All of Gormú’s tours are sprinkled with folklore, history and of course words ‘as gaeilge’. You’ll learn how according to Irish folklore the humble heather earned its colour of royalty from God when it volunteered to cover the mountains; or the ‘real’ story of how the milky way came into being when the ‘glas gaibhneach’, Ireland’s incredibly fertile cow travelled across the night sky with udders full of milk when making her way back from grazing at Myross to Mullaghmesha, north of Castledonovan; or the story of Simon, who collected the rent from the townland of Bawnlahan (Bán Leathan) up to Cork City, meeting his demise through the Ó Donnabháin Trá’s. It’s a colourful and fascinating tale that involves murders and a woman stripping off nearly naked before running all the way from Cork City to Myross and, of course, is where the local landmark ‘Simon’s Point’ originated.
Another interesting story, which is based on fact, tells the story of a Viking family by the name of Skiddy with connections to Castlehaven – there is an island in the harbour of Castlehaven called Skiddy Island. They settled in Cork Harbour and bred cats, which they killed for their pelts. “Most of the papers I had read on it could only speculate as to the reasons behind this enterprise,” says Conor “until a Swedish professor came on one of my tours last summer and explained that in Viking culture, the cat pelt is seen as a magical cure for ailments!”
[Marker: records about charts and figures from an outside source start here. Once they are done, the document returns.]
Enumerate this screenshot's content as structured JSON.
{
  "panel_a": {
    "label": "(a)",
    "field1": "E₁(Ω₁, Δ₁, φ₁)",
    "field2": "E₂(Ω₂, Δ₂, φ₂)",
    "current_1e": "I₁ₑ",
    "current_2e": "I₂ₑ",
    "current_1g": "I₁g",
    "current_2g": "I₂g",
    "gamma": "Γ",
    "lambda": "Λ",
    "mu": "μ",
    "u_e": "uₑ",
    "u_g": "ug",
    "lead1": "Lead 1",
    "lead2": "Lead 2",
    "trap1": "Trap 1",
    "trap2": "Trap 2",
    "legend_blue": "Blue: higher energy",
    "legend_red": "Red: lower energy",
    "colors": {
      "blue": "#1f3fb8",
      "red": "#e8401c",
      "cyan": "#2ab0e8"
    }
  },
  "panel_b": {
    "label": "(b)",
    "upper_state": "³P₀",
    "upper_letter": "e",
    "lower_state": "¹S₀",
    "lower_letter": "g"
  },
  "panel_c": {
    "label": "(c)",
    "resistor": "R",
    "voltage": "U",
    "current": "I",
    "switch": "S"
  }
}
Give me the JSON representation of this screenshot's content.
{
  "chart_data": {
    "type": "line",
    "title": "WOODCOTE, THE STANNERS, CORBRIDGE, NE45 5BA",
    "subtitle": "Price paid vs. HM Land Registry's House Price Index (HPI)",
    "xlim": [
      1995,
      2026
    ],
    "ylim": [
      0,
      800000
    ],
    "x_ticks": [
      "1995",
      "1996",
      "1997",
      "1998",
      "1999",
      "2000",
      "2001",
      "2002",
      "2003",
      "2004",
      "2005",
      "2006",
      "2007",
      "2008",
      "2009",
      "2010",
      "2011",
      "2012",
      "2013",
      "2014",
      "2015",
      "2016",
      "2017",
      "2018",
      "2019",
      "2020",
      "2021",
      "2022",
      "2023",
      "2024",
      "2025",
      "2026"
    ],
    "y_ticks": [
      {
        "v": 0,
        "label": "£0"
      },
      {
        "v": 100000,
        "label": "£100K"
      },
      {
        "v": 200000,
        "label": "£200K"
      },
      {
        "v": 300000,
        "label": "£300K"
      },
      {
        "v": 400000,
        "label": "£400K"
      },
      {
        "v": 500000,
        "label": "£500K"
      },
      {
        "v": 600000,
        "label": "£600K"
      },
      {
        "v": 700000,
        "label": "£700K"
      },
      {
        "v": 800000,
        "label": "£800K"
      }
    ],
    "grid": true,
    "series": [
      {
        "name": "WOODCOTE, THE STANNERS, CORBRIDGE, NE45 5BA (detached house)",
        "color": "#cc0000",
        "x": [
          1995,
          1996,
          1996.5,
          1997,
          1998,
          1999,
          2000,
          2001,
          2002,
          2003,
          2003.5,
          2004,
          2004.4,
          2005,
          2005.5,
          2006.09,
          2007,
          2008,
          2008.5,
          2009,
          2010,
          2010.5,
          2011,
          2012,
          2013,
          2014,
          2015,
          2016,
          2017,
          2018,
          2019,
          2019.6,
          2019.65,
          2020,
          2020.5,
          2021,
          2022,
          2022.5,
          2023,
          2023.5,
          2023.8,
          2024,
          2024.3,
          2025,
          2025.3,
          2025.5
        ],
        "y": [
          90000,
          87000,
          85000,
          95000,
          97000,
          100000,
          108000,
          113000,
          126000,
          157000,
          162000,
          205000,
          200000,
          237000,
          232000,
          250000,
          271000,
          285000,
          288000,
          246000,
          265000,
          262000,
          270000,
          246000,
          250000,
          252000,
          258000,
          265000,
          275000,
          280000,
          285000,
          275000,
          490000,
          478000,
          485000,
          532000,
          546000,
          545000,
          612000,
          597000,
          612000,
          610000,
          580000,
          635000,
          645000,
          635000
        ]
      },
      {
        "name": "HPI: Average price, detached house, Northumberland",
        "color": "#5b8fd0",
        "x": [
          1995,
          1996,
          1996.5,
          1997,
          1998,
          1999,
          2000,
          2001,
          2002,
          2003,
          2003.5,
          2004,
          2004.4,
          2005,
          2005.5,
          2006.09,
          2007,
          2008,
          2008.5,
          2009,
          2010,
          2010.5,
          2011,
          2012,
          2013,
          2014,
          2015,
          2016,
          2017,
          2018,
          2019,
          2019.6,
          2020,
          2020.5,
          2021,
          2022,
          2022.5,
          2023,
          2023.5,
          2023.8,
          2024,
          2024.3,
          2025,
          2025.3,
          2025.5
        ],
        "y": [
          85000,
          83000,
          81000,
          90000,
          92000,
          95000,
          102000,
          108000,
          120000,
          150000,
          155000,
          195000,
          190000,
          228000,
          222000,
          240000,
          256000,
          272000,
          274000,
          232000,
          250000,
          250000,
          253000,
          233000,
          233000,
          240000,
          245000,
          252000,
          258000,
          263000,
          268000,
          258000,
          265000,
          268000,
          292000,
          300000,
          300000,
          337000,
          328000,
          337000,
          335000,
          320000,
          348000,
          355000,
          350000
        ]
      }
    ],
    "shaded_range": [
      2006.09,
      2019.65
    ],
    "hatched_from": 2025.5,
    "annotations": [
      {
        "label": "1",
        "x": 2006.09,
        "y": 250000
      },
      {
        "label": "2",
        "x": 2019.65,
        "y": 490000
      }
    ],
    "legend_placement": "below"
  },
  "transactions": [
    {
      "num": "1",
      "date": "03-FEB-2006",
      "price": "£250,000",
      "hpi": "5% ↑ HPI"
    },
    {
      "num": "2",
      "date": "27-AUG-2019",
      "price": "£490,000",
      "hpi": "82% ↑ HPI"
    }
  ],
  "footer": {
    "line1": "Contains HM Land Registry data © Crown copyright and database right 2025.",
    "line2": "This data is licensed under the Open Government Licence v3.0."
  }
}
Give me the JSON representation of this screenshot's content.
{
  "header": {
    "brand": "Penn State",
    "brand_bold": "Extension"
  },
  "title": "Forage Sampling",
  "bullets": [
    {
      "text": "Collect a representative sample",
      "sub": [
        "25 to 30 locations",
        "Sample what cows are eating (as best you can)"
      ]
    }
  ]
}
As well as getting immersed in the rich tradition of Irish storytelling, you’ll pick up Irish phrases like ‘fuarchúis’, a favourite of Conor’s, that has no English equivalent but translates to ‘steely courage’, often used in times past when things went wrong; or ‘éirí in airde’ a handy phrase to have in your pocket for when someone is having notions or being high and mighty; or one that’s still in use a lot, ‘flaithiúlach’, used to describe a person who is overly generous.
Conor’s stories, enthusiastically told in the way of the seanachaí, are gleaned from sources such as the Irish Folklore and the Schools’ Collections, as well as from talking to people locally. Each and every one gives a fascinating glimpse into the ways and traditions of old Ireland with local lore weaved throughout.
“There’s a real sense of being in the moment or place as the story connects you to the land,’ he shares.